Many companies see happiness at work as an intangible "nice to have", rather than an important organisational priority. While you can't force employees to be happy -- or control every factor that contributes to happiness -- it's still possible to create the conditions that will help to promote happiness and positivity at work.

ROBERT HALF

"Happiness at work -- is it natural or necessary?", Business Zone, March 31, 2017


Formerly when a man worked ten hours a day, it was called economic slavery; nowadays it is called moonlighting.

EVAN ESAR

20,000 Quips & Quotes


Fast forward to today, and it's clear that the definition of work is continuing to morph, now even faster than before. Savvy employers realize there is little time to waste and that they must adapt to a variety of cultural and technological changes if they want to attract and retain talent.

PAIGE O'NEILL

"The definition of work is shifting", Network World, March 13, 2017


Slow work produces fine goods.

CHINESE PROVERB


Every man is better for a period of work under the open sky.

HENRY FORD

My Life and Work

Tags: Henry Ford


If you care about what you do and work hard at it, there isn't anything you can't do if you want to.

JIM HENSON

It's Not Easy Being Green: And Other Things to Consider


Labor produces marvels for the rich but it produces deprivation for the worker. It produces palaces, but hovels for the worker. It produces beauty, but deformity for the worker. It replaces labor by machines, but it throws one section of the workers back to barbaric labor, and it turns the remainder into machines.

KARL MARX

"Alienated Labor", Economic and Philosophic


Pleasure in the job puts perfection in the work.

ARISTOTLE

attributed, Wisdom for the Soul

Tags: Aristotle


Remember, work, well done, does good to the man who does it. It makes him a better man.

GEORGE S. CLASON

The Richest Man in Babylon


It is useless work that darkens the heart.

URSULA K. LE GUIN

The Dispossessed

Tags: Ursula K. Le Guin


A man who looks for easy work goes to bed tired.

KEN ALSTAD

Savvy Sayin's

Tags: Ken Alstad


None but those who work are entitled to eat.

AESOP

"The Brazier and His Dog", Aesop's Fables

Tags: Aesop


Family and work.
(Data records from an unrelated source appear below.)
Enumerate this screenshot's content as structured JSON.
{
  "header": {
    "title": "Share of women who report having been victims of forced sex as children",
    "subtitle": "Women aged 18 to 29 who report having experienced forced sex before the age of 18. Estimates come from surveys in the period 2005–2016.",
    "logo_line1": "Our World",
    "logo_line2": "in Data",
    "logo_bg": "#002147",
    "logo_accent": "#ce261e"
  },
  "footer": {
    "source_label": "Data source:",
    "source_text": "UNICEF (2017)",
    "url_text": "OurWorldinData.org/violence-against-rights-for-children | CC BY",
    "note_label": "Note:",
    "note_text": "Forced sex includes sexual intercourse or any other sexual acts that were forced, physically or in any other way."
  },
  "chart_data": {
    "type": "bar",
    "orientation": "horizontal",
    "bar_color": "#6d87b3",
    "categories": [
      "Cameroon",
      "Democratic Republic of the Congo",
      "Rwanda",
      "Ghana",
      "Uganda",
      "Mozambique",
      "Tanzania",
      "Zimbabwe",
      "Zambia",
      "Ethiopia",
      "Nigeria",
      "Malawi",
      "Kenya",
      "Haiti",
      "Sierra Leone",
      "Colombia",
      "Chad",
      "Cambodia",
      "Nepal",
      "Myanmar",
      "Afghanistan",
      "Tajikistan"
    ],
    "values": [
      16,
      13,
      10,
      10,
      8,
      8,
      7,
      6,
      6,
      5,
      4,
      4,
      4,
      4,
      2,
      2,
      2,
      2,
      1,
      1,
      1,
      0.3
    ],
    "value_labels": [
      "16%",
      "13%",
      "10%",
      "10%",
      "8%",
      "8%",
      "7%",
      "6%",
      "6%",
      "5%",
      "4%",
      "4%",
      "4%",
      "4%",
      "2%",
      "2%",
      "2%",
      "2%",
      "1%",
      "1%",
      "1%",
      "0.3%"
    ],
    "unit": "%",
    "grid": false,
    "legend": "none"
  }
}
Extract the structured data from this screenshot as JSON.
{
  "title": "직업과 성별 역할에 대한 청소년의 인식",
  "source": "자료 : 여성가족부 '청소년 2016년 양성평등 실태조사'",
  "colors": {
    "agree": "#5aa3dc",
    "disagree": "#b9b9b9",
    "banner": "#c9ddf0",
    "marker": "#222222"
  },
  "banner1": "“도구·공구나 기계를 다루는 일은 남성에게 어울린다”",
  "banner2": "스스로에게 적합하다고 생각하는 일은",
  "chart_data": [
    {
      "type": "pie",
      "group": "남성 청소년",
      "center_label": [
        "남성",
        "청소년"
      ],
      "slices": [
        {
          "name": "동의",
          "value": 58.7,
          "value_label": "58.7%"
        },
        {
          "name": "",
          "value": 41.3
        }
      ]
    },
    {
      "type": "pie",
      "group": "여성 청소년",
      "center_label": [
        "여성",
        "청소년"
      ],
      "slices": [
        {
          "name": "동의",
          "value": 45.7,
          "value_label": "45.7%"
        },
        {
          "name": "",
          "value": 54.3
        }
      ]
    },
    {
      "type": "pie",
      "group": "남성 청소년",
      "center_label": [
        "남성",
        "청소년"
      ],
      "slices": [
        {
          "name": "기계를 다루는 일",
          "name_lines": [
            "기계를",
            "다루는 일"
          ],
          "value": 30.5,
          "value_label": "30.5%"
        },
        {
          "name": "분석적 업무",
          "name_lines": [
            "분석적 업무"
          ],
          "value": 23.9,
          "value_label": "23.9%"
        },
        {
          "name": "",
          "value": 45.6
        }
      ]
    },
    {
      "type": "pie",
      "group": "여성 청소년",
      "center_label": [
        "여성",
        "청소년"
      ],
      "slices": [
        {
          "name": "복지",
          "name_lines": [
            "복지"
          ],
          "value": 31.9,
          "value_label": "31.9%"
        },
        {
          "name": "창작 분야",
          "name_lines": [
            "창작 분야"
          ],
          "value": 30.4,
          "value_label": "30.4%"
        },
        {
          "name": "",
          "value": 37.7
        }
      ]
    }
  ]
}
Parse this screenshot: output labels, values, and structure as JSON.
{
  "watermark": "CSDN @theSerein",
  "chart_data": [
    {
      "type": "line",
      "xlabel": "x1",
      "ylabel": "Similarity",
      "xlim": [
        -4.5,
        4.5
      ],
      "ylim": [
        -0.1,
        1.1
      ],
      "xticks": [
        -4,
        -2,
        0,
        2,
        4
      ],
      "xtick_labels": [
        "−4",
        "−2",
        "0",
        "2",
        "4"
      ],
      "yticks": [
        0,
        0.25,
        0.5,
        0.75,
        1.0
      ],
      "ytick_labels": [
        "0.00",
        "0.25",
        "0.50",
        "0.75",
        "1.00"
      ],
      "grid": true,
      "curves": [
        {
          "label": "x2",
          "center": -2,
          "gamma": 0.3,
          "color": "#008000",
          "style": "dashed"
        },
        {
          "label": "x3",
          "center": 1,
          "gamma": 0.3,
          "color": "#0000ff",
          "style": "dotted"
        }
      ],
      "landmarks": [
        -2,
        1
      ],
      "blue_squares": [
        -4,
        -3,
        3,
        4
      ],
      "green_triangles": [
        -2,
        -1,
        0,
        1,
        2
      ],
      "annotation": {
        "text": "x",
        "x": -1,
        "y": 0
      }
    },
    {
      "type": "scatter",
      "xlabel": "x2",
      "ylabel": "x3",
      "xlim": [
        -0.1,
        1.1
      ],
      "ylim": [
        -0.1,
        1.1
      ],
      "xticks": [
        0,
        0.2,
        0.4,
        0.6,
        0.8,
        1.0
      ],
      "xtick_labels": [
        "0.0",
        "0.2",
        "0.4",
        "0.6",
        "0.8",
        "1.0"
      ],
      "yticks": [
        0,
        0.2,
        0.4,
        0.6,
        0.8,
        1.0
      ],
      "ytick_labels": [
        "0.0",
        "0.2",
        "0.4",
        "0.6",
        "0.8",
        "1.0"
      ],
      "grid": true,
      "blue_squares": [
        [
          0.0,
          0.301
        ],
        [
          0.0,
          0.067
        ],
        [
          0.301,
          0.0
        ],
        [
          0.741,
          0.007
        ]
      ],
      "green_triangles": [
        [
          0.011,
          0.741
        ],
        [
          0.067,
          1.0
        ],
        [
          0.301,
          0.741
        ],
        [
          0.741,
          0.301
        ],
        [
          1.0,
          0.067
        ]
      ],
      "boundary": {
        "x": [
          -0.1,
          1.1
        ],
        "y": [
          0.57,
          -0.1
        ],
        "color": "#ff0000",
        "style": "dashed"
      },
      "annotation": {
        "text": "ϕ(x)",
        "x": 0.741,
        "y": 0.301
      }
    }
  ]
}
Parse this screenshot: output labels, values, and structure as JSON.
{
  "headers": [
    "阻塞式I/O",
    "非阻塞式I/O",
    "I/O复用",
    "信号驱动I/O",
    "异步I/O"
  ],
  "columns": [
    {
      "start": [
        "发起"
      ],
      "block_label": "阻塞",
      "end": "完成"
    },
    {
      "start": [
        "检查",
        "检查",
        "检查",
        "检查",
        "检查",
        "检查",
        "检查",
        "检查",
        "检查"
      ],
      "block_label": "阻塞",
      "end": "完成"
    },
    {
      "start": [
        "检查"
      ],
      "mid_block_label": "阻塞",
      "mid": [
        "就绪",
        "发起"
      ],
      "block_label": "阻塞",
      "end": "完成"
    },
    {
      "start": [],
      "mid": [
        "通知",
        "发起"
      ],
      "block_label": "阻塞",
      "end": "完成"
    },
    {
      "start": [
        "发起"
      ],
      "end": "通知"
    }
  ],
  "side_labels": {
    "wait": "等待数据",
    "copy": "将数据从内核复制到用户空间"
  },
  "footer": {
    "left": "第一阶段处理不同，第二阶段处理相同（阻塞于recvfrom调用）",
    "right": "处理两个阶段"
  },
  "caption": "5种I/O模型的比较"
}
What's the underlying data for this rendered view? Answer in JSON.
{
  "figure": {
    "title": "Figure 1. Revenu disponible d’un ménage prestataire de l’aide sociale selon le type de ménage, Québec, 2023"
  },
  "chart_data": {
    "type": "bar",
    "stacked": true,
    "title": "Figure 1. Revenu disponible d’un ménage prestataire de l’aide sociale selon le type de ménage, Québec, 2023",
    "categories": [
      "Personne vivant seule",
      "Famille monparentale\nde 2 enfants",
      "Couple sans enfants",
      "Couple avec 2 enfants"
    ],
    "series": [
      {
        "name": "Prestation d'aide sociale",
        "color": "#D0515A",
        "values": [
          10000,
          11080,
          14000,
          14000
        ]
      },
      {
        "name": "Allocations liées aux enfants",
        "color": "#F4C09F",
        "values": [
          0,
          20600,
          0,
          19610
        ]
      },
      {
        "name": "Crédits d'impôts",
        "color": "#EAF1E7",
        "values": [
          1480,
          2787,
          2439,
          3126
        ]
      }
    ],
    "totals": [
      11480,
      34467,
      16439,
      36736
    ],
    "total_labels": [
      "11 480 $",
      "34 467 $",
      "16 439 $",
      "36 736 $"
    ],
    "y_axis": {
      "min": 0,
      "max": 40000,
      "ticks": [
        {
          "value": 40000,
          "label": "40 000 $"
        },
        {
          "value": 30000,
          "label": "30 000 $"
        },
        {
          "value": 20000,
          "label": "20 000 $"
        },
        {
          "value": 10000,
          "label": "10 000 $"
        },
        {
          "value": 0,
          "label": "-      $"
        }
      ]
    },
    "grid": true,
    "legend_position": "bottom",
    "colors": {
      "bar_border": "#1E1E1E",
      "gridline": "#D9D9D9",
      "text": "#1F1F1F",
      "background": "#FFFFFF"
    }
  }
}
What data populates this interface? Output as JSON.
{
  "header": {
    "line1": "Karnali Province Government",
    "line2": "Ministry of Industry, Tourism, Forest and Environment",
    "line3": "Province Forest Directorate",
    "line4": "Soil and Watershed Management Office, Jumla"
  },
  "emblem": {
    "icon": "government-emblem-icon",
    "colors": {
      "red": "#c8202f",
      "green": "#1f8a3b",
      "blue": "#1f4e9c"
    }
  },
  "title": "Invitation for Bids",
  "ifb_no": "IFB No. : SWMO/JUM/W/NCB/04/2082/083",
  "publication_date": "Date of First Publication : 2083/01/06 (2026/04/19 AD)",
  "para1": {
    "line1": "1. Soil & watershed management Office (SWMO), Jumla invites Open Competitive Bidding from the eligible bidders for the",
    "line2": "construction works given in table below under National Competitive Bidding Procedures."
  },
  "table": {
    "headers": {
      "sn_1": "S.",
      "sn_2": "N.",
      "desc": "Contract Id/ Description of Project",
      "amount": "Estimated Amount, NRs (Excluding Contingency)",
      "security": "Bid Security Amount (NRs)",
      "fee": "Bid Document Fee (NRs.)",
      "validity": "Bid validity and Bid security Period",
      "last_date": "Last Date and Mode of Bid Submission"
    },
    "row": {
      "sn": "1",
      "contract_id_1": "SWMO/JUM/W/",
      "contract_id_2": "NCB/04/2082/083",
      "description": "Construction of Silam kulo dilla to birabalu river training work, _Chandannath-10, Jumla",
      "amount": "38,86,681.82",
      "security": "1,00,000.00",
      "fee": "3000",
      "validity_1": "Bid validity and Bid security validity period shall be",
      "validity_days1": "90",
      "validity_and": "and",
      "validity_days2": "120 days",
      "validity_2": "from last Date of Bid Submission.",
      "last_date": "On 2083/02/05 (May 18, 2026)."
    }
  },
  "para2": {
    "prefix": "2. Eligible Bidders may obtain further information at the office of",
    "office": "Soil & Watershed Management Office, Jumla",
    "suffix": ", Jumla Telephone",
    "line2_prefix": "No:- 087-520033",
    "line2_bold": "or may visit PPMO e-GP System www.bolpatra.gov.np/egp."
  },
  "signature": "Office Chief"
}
Family and work. I can let them be at war, with guilt as their nuclear weapon and mutually assured destruction as their aim, or I can let them nourish each other.

ELLEN GILCHRIST

The Writing Life

Tags: Ellen Gilchrist


Work is the activity undertaken with our hands which gives objectivity to the world.

KEITH GRINT

The Sociology of Work


Looking for work in order to be paid: in civilized countries today almost all men are at one in doing that. For all of them work is a means and not an end in itself. Hence they are not very refined in their choice of work, if only it pays well. But there are, if only rarely, men who would rather perish than work without any pleasure in their work. They are choosy, hard to satisfy, and do not care for ample rewards, if the work itself is not to be the reward of rewards. Artists and contemplative men of all kinds belong to this rare breed, but so do even those men of leisure who spend their lives hunting, traveling, or in love affairs and adventures. All of these desire work and misery only if it is associated with pleasure, and the hardest, most difficult work if necessary. Otherwise their idleness is resolute, even if it spells impoverishment, dishonor, and danger to life and limb. They do not fear boredom as much as work without pleasure.